Nos ennemis sont enclins à cataloguer les jugements comme celui exprimé par Michel Geoffroy, et plus généralement nos analyses sur la « super-classe mondiale » et sur la convergence entre la gauche et la fausse droite autour de l’idéologie cosmopolite et mondialiste, comme une forme de prurit complotiste à éradiquer d’urgence.

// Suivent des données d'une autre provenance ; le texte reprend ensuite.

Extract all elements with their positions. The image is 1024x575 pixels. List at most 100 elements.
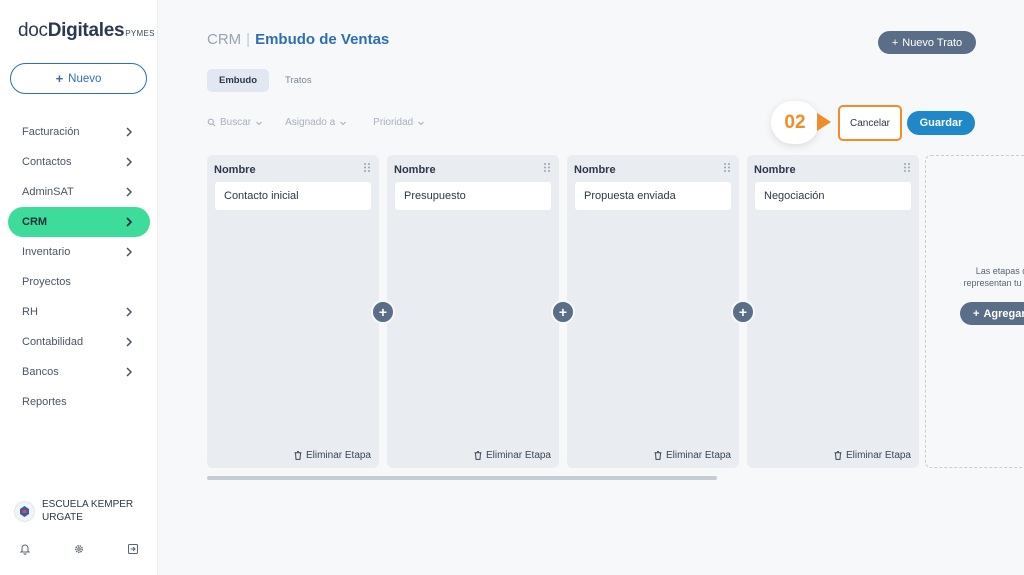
sidebar-item-adminsat[interactable]: AdminSAT [0, 177, 158, 207]
plus-icon: + [55, 71, 64, 86]
brand-part2: Digitales [47, 20, 125, 41]
new-deal-button[interactable]: + Nuevo Trato [878, 31, 976, 54]
plus-icon: + [558, 304, 568, 320]
filter-bar: Buscar Asignado a Prioridad [207, 117, 425, 128]
sidebar-item-crm[interactable]: CRM [8, 207, 150, 237]
sidebar-item-inventario[interactable]: Inventario [0, 237, 158, 267]
trash-icon [654, 451, 662, 460]
insert-stage-button[interactable]: + [371, 300, 395, 324]
stage-header: Nombre [394, 164, 436, 176]
sidebar-item-facturacion[interactable]: Facturación [0, 117, 158, 147]
stage-name-input[interactable]: Negociación [755, 182, 911, 210]
plus-icon: + [891, 36, 899, 49]
gear-icon[interactable] [73, 542, 87, 556]
sidebar-item-label: RH [22, 306, 38, 318]
chevron-down-icon [256, 121, 263, 125]
stage-name-input[interactable]: Propuesta enviada [575, 182, 731, 210]
view-tabs: Embudo Tratos [207, 69, 324, 92]
chevron-right-icon [126, 217, 133, 227]
sidebar-item-label: AdminSAT [22, 186, 74, 198]
horizontal-scrollbar[interactable] [207, 476, 717, 480]
new-stage-hint-line2: representan tu proce [963, 278, 1024, 288]
sidebar-item-bancos[interactable]: Bancos [0, 357, 158, 387]
sidebar-item-reportes[interactable]: Reportes [0, 387, 158, 417]
breadcrumb-separator: | [246, 31, 251, 48]
sidebar-nav: Facturación Contactos AdminSAT CRM Inven… [0, 117, 158, 417]
chevron-right-icon [126, 157, 133, 167]
brand-logo[interactable]: docDigitalesPYMES [18, 20, 155, 42]
priority-filter[interactable]: Prioridad [373, 117, 425, 128]
sidebar-item-label: Facturación [22, 126, 80, 138]
chevron-down-icon [340, 121, 347, 125]
chevron-right-icon [126, 127, 133, 137]
sidebar-item-label: Contabilidad [22, 336, 84, 348]
sidebar-item-label: Contactos [22, 156, 72, 168]
stage-column: Nombre Negociación Eliminar Etapa [747, 155, 919, 468]
brand-part1: doc [18, 20, 48, 41]
plus-icon: + [738, 304, 748, 320]
search-filter[interactable]: Buscar [207, 117, 263, 128]
trash-icon [294, 451, 302, 460]
add-stage-button[interactable]: + Agregar [960, 302, 1024, 325]
breadcrumb-root[interactable]: CRM [207, 31, 241, 48]
plus-icon: + [378, 304, 388, 320]
stage-header: Nombre [574, 164, 616, 176]
insert-stage-button[interactable]: + [551, 300, 575, 324]
chevron-down-icon [418, 121, 425, 125]
add-stage-label: Agregar [983, 307, 1024, 320]
sidebar-item-rh[interactable]: RH [0, 297, 158, 327]
search-label: Buscar [220, 117, 252, 128]
user-name: ESCUELA KEMPER URGATE [42, 499, 134, 523]
delete-stage-button[interactable]: Eliminar Etapa [474, 450, 551, 461]
new-stage-hint: Las etapas del representan tu proce [945, 265, 1024, 289]
save-button[interactable]: Guardar [907, 111, 975, 135]
drag-handle-icon[interactable] [543, 162, 551, 173]
sidebar-item-label: CRM [22, 216, 48, 228]
cancel-button[interactable]: Cancelar [838, 105, 902, 141]
page-title: Embudo de Ventas [255, 31, 390, 48]
insert-stage-button[interactable]: + [731, 300, 755, 324]
school-logo-icon [20, 505, 29, 517]
sidebar-item-contabilidad[interactable]: Contabilidad [0, 327, 158, 357]
sidebar-item-proyectos[interactable]: Proyectos [0, 267, 158, 297]
new-stage-hint-line1: Las etapas del [975, 266, 1024, 276]
delete-stage-button[interactable]: Eliminar Etapa [834, 450, 911, 461]
search-icon [207, 118, 216, 127]
sidebar-footer [0, 542, 158, 558]
sidebar-item-label: Inventario [22, 246, 71, 258]
sidebar-item-contactos[interactable]: Contactos [0, 147, 158, 177]
stage-name-input[interactable]: Contacto inicial [215, 182, 371, 210]
callout-arrow-icon [817, 113, 831, 131]
bell-icon[interactable] [19, 542, 33, 556]
new-deal-label: Nuevo Trato [902, 36, 963, 49]
sidebar-item-label: Reportes [22, 396, 67, 408]
stage-header: Nombre [754, 164, 796, 176]
delete-stage-button[interactable]: Eliminar Etapa [654, 450, 731, 461]
stage-name-input[interactable]: Presupuesto [395, 182, 551, 210]
chevron-right-icon [126, 367, 133, 377]
user-profile[interactable]: ESCUELA KEMPER URGATE [14, 498, 142, 524]
delete-stage-label: Eliminar Etapa [845, 450, 911, 461]
chevron-right-icon [126, 187, 133, 197]
step-callout: 02 [771, 101, 819, 144]
delete-stage-label: Eliminar Etapa [305, 450, 371, 461]
sidebar-item-label: Bancos [22, 366, 59, 378]
drag-handle-icon[interactable] [723, 162, 731, 173]
new-stage-column: Las etapas del representan tu proce + Ag… [925, 155, 1024, 468]
tab-embudo[interactable]: Embudo [207, 69, 269, 92]
stage-column: Nombre Contacto inicial Eliminar Etapa [207, 155, 379, 468]
sidebar: docDigitalesPYMES + Nuevo Facturación Co… [0, 0, 158, 575]
assigned-filter[interactable]: Asignado a [285, 117, 347, 128]
logout-icon[interactable] [127, 542, 141, 556]
assigned-label: Asignado a [285, 117, 336, 128]
new-button[interactable]: + Nuevo [10, 63, 147, 94]
priority-label: Prioridad [373, 117, 414, 128]
delete-stage-label: Eliminar Etapa [665, 450, 731, 461]
drag-handle-icon[interactable] [903, 162, 911, 173]
delete-stage-button[interactable]: Eliminar Etapa [294, 450, 371, 461]
trash-icon [474, 451, 482, 460]
drag-handle-icon[interactable] [363, 162, 371, 173]
chevron-right-icon [126, 307, 133, 317]
brand-suffix: PYMES [125, 29, 155, 38]
tab-tratos[interactable]: Tratos [273, 69, 324, 92]
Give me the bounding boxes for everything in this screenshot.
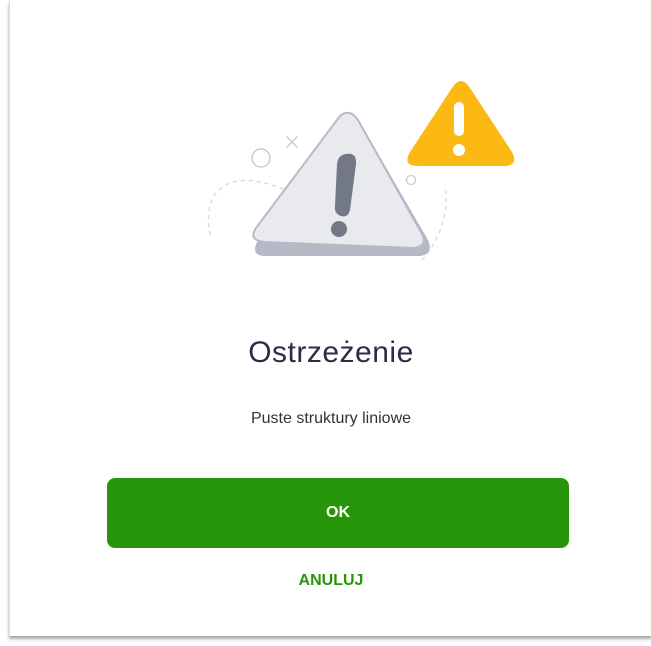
- exclamation-dot: [331, 221, 347, 237]
- dialog-title: Ostrzeżenie: [248, 336, 414, 369]
- ok-button[interactable]: OK: [107, 478, 569, 548]
- decorative-circle-small: [405, 174, 417, 186]
- warning-illustration: [207, 81, 515, 261]
- warning-triangle-icon: [252, 111, 430, 256]
- badge-exclamation-dot: [453, 144, 465, 156]
- warning-dialog: Ostrzeżenie Puste struktury liniowe OK A…: [9, 0, 651, 636]
- badge-exclamation-bar: [454, 102, 464, 136]
- decorative-cross: [286, 136, 298, 148]
- decorative-circle-large: [251, 148, 271, 168]
- warning-badge-icon: [407, 81, 515, 166]
- dialog-message: Puste struktury liniowe: [250, 410, 412, 427]
- cancel-button[interactable]: ANULUJ: [10, 572, 651, 590]
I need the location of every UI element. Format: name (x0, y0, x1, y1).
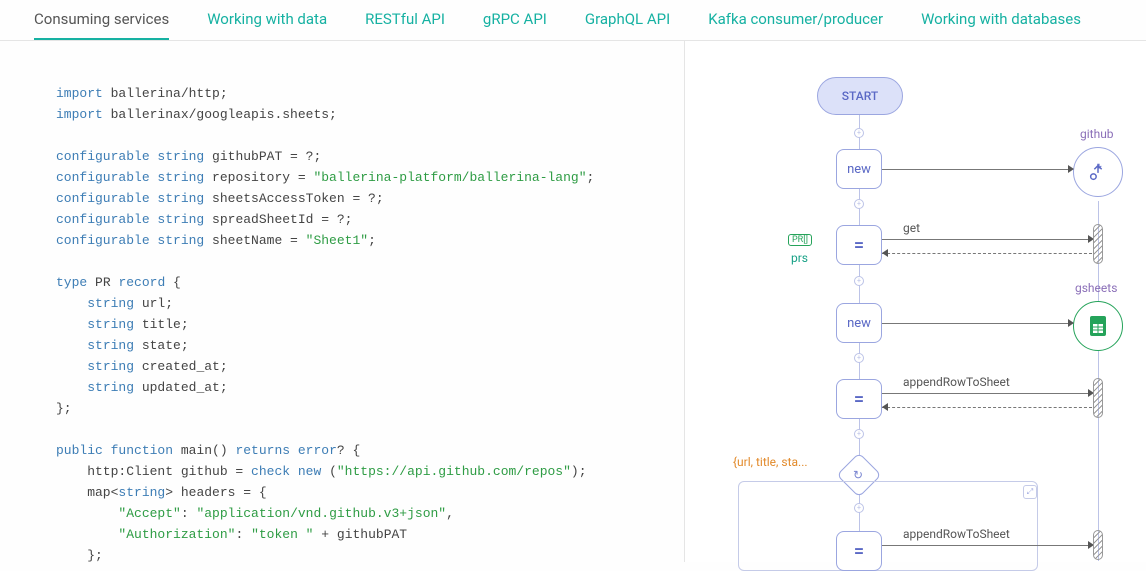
code-line: }; (56, 545, 648, 562)
cloud-sync-icon (1087, 161, 1109, 183)
lifeline-activation (1093, 224, 1103, 264)
code-line: string created_at; (56, 356, 648, 377)
code-line: configurable string sheetName = "Sheet1"… (56, 230, 648, 251)
loop-icon: ↻ (853, 468, 863, 482)
code-line: string state; (56, 335, 648, 356)
arrow-icon (1068, 165, 1074, 173)
github-label: github (1080, 127, 1114, 141)
gsheets-endpoint[interactable] (1073, 301, 1123, 351)
arrow-icon (882, 403, 888, 411)
tab-bar: Consuming services Working with data RES… (0, 0, 1146, 41)
main-content: import ballerina/http; import ballerinax… (0, 41, 1146, 562)
code-line: "Authorization": "token " + githubPAT (56, 524, 648, 545)
diagram-connector (882, 323, 1072, 324)
diagram-connector (882, 253, 1092, 254)
append-label: appendRowToSheet (903, 375, 1010, 389)
assign-node[interactable]: = (836, 379, 882, 419)
code-line: http:Client github = check new ("https:/… (56, 461, 648, 482)
diagram-connector (882, 393, 1092, 394)
tab-databases[interactable]: Working with databases (921, 6, 1081, 40)
plus-icon[interactable]: + (854, 353, 864, 363)
code-line (56, 251, 648, 272)
lifeline-activation (1093, 378, 1103, 418)
plus-icon[interactable]: + (854, 429, 864, 439)
code-line (56, 125, 648, 146)
tab-working-with-data[interactable]: Working with data (207, 6, 327, 40)
code-line: configurable string githubPAT = ?; (56, 146, 648, 167)
get-label: get (903, 221, 920, 235)
code-line: string url; (56, 293, 648, 314)
sheets-icon (1088, 315, 1108, 337)
tab-kafka[interactable]: Kafka consumer/producer (708, 6, 883, 40)
code-line: configurable string spreadSheetId = ?; (56, 209, 648, 230)
new-node[interactable]: new (836, 303, 882, 343)
code-pane: import ballerina/http; import ballerinax… (0, 41, 685, 562)
plus-icon[interactable]: + (854, 503, 864, 513)
code-line (56, 419, 648, 440)
code-line: }; (56, 398, 648, 419)
tab-grpc-api[interactable]: gRPC API (483, 6, 547, 40)
diagram-connector (882, 169, 1072, 170)
tab-restful-api[interactable]: RESTful API (365, 6, 445, 40)
code-line: import ballerina/http; (56, 83, 648, 104)
code-line: configurable string repository = "baller… (56, 167, 648, 188)
start-node[interactable]: START (817, 77, 903, 115)
tab-graphql-api[interactable]: GraphQL API (585, 6, 670, 40)
arrow-icon (1068, 319, 1074, 327)
diagram-pane: START + new + github PR[] prs = get + gs… (685, 41, 1146, 562)
code-line: public function main() returns error? { (56, 440, 648, 461)
new-node[interactable]: new (836, 149, 882, 189)
lifeline-activation (1093, 530, 1103, 560)
code-line: map<string> headers = { (56, 482, 648, 503)
plus-icon[interactable]: + (854, 276, 864, 286)
prs-type-badge: PR[] (788, 234, 812, 246)
code-line: "Accept": "application/vnd.github.v3+jso… (56, 503, 648, 524)
code-line: string title; (56, 314, 648, 335)
code-line: import ballerinax/googleapis.sheets; (56, 104, 648, 125)
plus-icon[interactable]: + (854, 128, 864, 138)
github-endpoint[interactable] (1073, 147, 1123, 197)
loop-var-label: {url, title, sta... (733, 455, 808, 469)
diagram-connector (882, 407, 1092, 408)
expand-icon[interactable]: ⤢ (1023, 485, 1037, 499)
code-line: string updated_at; (56, 377, 648, 398)
plus-icon[interactable]: + (854, 199, 864, 209)
prs-label: prs (791, 251, 808, 265)
loop-body (738, 481, 1038, 571)
assign-node[interactable]: = (836, 225, 882, 265)
code-line: configurable string sheetsAccessToken = … (56, 188, 648, 209)
diagram-connector (882, 239, 1092, 240)
code-line: type PR record { (56, 272, 648, 293)
assign-node[interactable]: = (836, 531, 882, 571)
gsheets-label: gsheets (1075, 281, 1117, 295)
arrow-icon (882, 249, 888, 257)
tab-consuming-services[interactable]: Consuming services (34, 6, 169, 40)
append-label: appendRowToSheet (903, 527, 1010, 541)
diagram-connector (882, 545, 1092, 546)
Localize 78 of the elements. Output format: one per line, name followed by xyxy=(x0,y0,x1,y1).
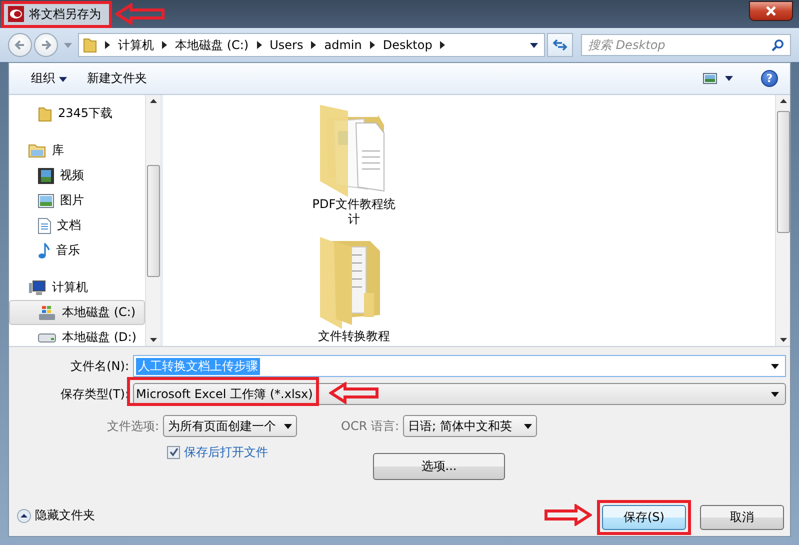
caret-icon[interactable] xyxy=(725,76,733,81)
scrollbar[interactable] xyxy=(775,95,790,346)
annotation-arrow xyxy=(329,382,379,404)
chevron-icon[interactable] xyxy=(440,41,446,49)
hide-folders-button[interactable]: 隐藏文件夹 xyxy=(17,507,95,524)
breadcrumb[interactable]: Users xyxy=(270,38,304,52)
save-type-dropdown[interactable]: Microsoft Excel 工作簿 (*.xlsx) xyxy=(133,383,786,405)
right-arrow-icon xyxy=(40,39,52,51)
left-arrow-icon xyxy=(14,39,26,51)
back-button[interactable] xyxy=(8,33,32,57)
close-icon xyxy=(765,6,777,16)
file-name-label: 文件名(N): xyxy=(70,358,129,374)
music-note-icon xyxy=(38,242,50,258)
nav-item[interactable]: 计算机 xyxy=(9,275,145,300)
folder-item[interactable]: 文件转换教程 xyxy=(306,233,402,350)
dropdown-arrow-icon[interactable] xyxy=(771,364,779,368)
scroll-up-arrow-icon[interactable] xyxy=(780,99,786,103)
nav-item[interactable]: 视频 xyxy=(9,163,145,188)
dropdown-arrow-icon xyxy=(524,424,532,428)
ocr-language-dropdown[interactable]: 日语; 简体中文和英 xyxy=(403,415,538,437)
drive-icon xyxy=(38,304,56,320)
scroll-down-arrow-icon[interactable] xyxy=(780,338,786,342)
scroll-up-arrow-icon[interactable] xyxy=(150,99,156,103)
picture-icon xyxy=(38,194,54,208)
nav-item[interactable]: 图片 xyxy=(9,188,145,213)
window-title: 将文档另存为 xyxy=(4,4,109,24)
nav-item[interactable]: 本地磁盘 (D:) xyxy=(9,325,145,350)
dropdown-arrow-icon[interactable] xyxy=(771,392,779,396)
dropdown-arrow-icon xyxy=(284,424,292,428)
nav-item[interactable]: 库 xyxy=(9,138,145,163)
ocr-language-label: OCR 语言: xyxy=(341,418,400,434)
scrollbar[interactable] xyxy=(145,95,160,346)
organize-menu[interactable]: 组织 xyxy=(25,68,73,89)
forward-button[interactable] xyxy=(34,33,58,57)
folder-icon xyxy=(83,37,97,53)
nav-item[interactable]: 2345下载 xyxy=(9,101,145,126)
search-field[interactable]: 搜索 Desktop xyxy=(581,34,791,56)
chevron-icon[interactable] xyxy=(162,41,167,49)
folder-item[interactable]: PDF文件教程统计 xyxy=(306,101,402,233)
breadcrumb[interactable]: admin xyxy=(324,38,362,52)
save-type-label: 保存类型(T): xyxy=(59,386,129,402)
refresh-arrows-icon xyxy=(552,38,568,52)
breadcrumb[interactable]: 计算机 xyxy=(118,36,154,54)
options-button[interactable]: 选项... xyxy=(373,453,505,480)
caret-icon xyxy=(58,77,67,82)
save-button[interactable]: 保存(S) xyxy=(602,505,686,530)
new-folder-button[interactable]: 新建文件夹 xyxy=(80,68,153,89)
nav-item[interactable]: 音乐 xyxy=(9,238,145,263)
refresh-button[interactable] xyxy=(547,33,573,57)
folder-icon xyxy=(38,106,52,122)
cancel-button[interactable]: 取消 xyxy=(700,505,784,530)
chevron-icon[interactable] xyxy=(370,41,375,49)
annotation-arrow xyxy=(115,3,165,25)
scroll-down-arrow-icon[interactable] xyxy=(150,338,156,342)
app-logo-icon xyxy=(8,6,24,22)
nav-item[interactable]: 本地磁盘 (C:) xyxy=(9,300,145,325)
library-icon xyxy=(28,143,46,158)
document-icon xyxy=(38,218,51,234)
breadcrumb[interactable]: Desktop xyxy=(382,38,432,52)
dropdown-arrow-icon[interactable] xyxy=(530,42,538,48)
breadcrumb[interactable]: 本地磁盘 (C:) xyxy=(175,36,249,54)
annotation-arrow xyxy=(544,504,592,526)
chevron-icon[interactable] xyxy=(256,41,262,49)
nav-item[interactable]: 文档 xyxy=(9,213,145,238)
open-after-save-checkbox[interactable]: 保存后打开文件 xyxy=(167,443,268,461)
view-icon[interactable] xyxy=(703,73,717,84)
address-bar[interactable]: 计算机 本地磁盘 (C:) Users admin Desktop xyxy=(78,33,545,57)
search-icon xyxy=(771,39,784,52)
close-button[interactable] xyxy=(749,1,793,21)
chevron-icon[interactable] xyxy=(105,41,110,49)
checkbox[interactable] xyxy=(167,446,180,458)
film-icon xyxy=(38,168,54,184)
collapse-icon xyxy=(17,508,31,522)
computer-icon xyxy=(28,280,46,296)
file-options-dropdown[interactable]: 为所有页面创建一个 xyxy=(163,415,297,437)
file-options-label: 文件选项: xyxy=(106,418,159,434)
drive-icon xyxy=(38,332,56,342)
chevron-icon[interactable] xyxy=(311,41,316,49)
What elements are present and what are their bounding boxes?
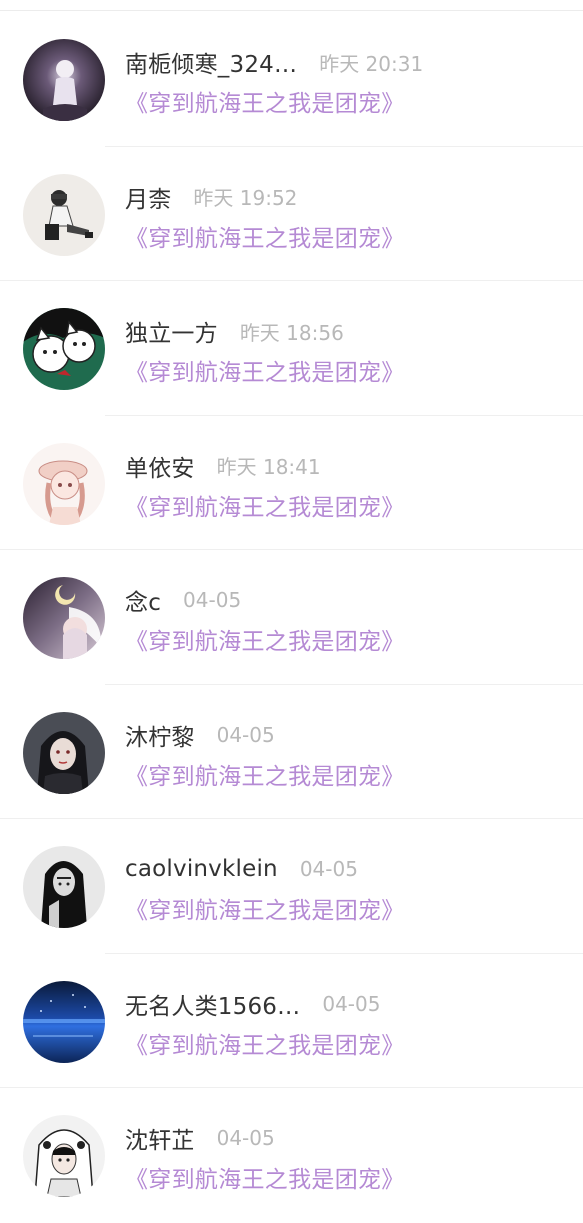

Pourtant, ce n’est pas de nos rangs que viennent les appels à un gouvernement planétaire, mais bien des DSK ou autres Pascal Lamy. Quant à la dérive néo-libérale du PS, qui débouche sur la communion de l’UMP et du PS dans les mêmes valeurs, c’est essentiellement par une partie de la gauche qu’elle est montrée du doigt, plus que par la droite molle qui a compris qu’elle gagnerait à se montrer discrète sur ce terrain. Au niveau le plus rudimentaire, ce sont les écologistes et le Front de gauche qui se chargent de faire le travail. Mais des analyses beaucoup plus élaborées existent aussi, de Jean-Claude Michéa (1) à Jacques Julliard (2).
Mais avant tout, ce qu’il y a de réconfortant avec nos adversaires, c’est qu’à chaque fois qu’ils essaient de faire passer nos opinions pour des billevesées sorties de cerveaux confus qui prennent leurs désirs pour des réalités, c’est précisément la réalité qui vient conforter la crédibilité de nos thèses.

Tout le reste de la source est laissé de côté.